A ideia de um cisma por causa da assinatura desse acordo, e porque alguns não o aceitam, me parece ter baixa probabilidade. Os bispos clandestinos que ficariam de fora já disseram que se o papa pedir obediência, irão obedecer e boa noite. Na realidade, Giuseppe Wei Jingyi concedeu uma ótima entrevista na qual dizia que, em vez de um ponto de rompimento, o que se quer é que os fiéis sigam o papa, etc.

O problema era exatamente este: a busca do papa por espaços para se encontrar com os chineses pareceu um diálogo político secreto, e não um percurso pastoral.

O verdadeiro problema com relação a um cisma é o que Zen diz, e eu concordo com ele.

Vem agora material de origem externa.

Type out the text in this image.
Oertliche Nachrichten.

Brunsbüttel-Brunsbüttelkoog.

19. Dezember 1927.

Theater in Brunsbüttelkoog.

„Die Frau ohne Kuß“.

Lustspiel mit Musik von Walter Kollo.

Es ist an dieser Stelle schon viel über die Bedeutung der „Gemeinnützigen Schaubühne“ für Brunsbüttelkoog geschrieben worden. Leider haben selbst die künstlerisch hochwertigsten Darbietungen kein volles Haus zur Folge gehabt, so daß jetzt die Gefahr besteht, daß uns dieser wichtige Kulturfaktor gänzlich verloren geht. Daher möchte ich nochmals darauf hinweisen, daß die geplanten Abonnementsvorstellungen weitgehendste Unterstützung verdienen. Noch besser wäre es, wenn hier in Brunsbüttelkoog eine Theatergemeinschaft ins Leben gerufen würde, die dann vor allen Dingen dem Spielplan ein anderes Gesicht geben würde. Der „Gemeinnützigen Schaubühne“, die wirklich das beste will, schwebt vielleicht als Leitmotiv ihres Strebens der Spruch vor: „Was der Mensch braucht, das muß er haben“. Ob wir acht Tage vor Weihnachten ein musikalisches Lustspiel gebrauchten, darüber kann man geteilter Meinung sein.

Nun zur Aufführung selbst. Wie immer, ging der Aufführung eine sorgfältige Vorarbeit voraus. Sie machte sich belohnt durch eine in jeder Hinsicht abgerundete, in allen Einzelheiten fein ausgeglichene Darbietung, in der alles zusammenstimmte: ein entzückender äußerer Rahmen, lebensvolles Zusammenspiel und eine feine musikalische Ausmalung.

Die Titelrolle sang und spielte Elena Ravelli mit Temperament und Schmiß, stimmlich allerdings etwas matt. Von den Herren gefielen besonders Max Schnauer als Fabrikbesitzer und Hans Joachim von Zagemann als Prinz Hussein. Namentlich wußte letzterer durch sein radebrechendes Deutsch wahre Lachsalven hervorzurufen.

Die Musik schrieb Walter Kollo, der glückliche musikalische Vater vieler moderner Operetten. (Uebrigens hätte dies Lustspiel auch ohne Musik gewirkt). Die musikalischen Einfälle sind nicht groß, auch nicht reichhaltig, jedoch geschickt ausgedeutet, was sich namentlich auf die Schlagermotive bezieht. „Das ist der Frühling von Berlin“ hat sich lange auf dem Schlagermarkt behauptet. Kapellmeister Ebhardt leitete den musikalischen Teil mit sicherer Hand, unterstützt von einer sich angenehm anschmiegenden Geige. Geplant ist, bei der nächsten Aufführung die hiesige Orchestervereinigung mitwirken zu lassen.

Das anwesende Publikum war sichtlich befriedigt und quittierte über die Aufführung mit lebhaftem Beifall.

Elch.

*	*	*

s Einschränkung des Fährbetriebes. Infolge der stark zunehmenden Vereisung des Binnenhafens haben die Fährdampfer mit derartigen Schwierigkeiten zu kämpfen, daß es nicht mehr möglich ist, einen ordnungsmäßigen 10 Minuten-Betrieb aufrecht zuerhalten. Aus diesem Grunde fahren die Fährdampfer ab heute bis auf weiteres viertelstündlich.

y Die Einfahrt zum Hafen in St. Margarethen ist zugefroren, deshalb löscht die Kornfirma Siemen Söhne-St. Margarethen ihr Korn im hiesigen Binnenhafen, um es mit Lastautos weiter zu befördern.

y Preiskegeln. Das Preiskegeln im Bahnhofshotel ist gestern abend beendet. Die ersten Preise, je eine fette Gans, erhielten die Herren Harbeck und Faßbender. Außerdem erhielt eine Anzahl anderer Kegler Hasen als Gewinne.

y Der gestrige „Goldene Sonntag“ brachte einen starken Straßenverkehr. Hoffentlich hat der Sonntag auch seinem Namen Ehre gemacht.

Quando houver ainda mais bispos escolhidos pelo governo, e quando eles executarem as políticas do governo... digamos, irão se ver obrigados a dizer e fazer [o que o governo quer], porque estão sob controle, criarão uma igreja independente, que se transformará num problema quase cismático. Ela se transformará numa igreja nacional do Estado.

Com certeza, podemos esperar que os católicos darão sequência, tentando em segredo seguir as indicações do papa, mas as coisas serão, realmente, difíceis.

Vejo hoje, quando vou para a China e encontro um bispo oficial, que eles não querem falar, porque dizem que pessoas da Associação Patriótica estão lá, que não podemos conversar, não podemos falar. Vou para conversar com um bispo em Peking, e ele diz: Não, não podemos falar, porque o lugar possui microfones escondidos. Estamos praticamente num campo de concentração em aberto. Estas pobres pessoas, não tenho certeza de que conseguirão viver.

O verdadeiro problema são os bispos da Igreja oficial... Não haverá um cisma da igreja clandestina, dizendo: “Não, não concordamos com essa decisão”. Isso já foi dito, e os padres, em consciência, decidirão o que fazer, se podem participar e colaborar com o governo ou não.

Muitos vão dizer, se não for algo que contradiga a minha fé, está bem; mas se contradizer, então não. Isso não é um cisma, porque todos continuarão ligados ao papa. Será um problema se o governo continuar a interferir na vida da Igreja, nomeando bispos. Ele criará uma igreja nacional...

Galicanismo?

Sim, galicanismo (1).

Nota:

[1] O termo se refere à ideia do século XVII originada na França segundo a qual o poder civil deveria ter tanto, ou mais, poder sobre a Igreja do que o papa. Tornou-se um termo genérico para designar uma igreja nacional, leal a um governo nacional em vez de Roma. (Nota do tradutor).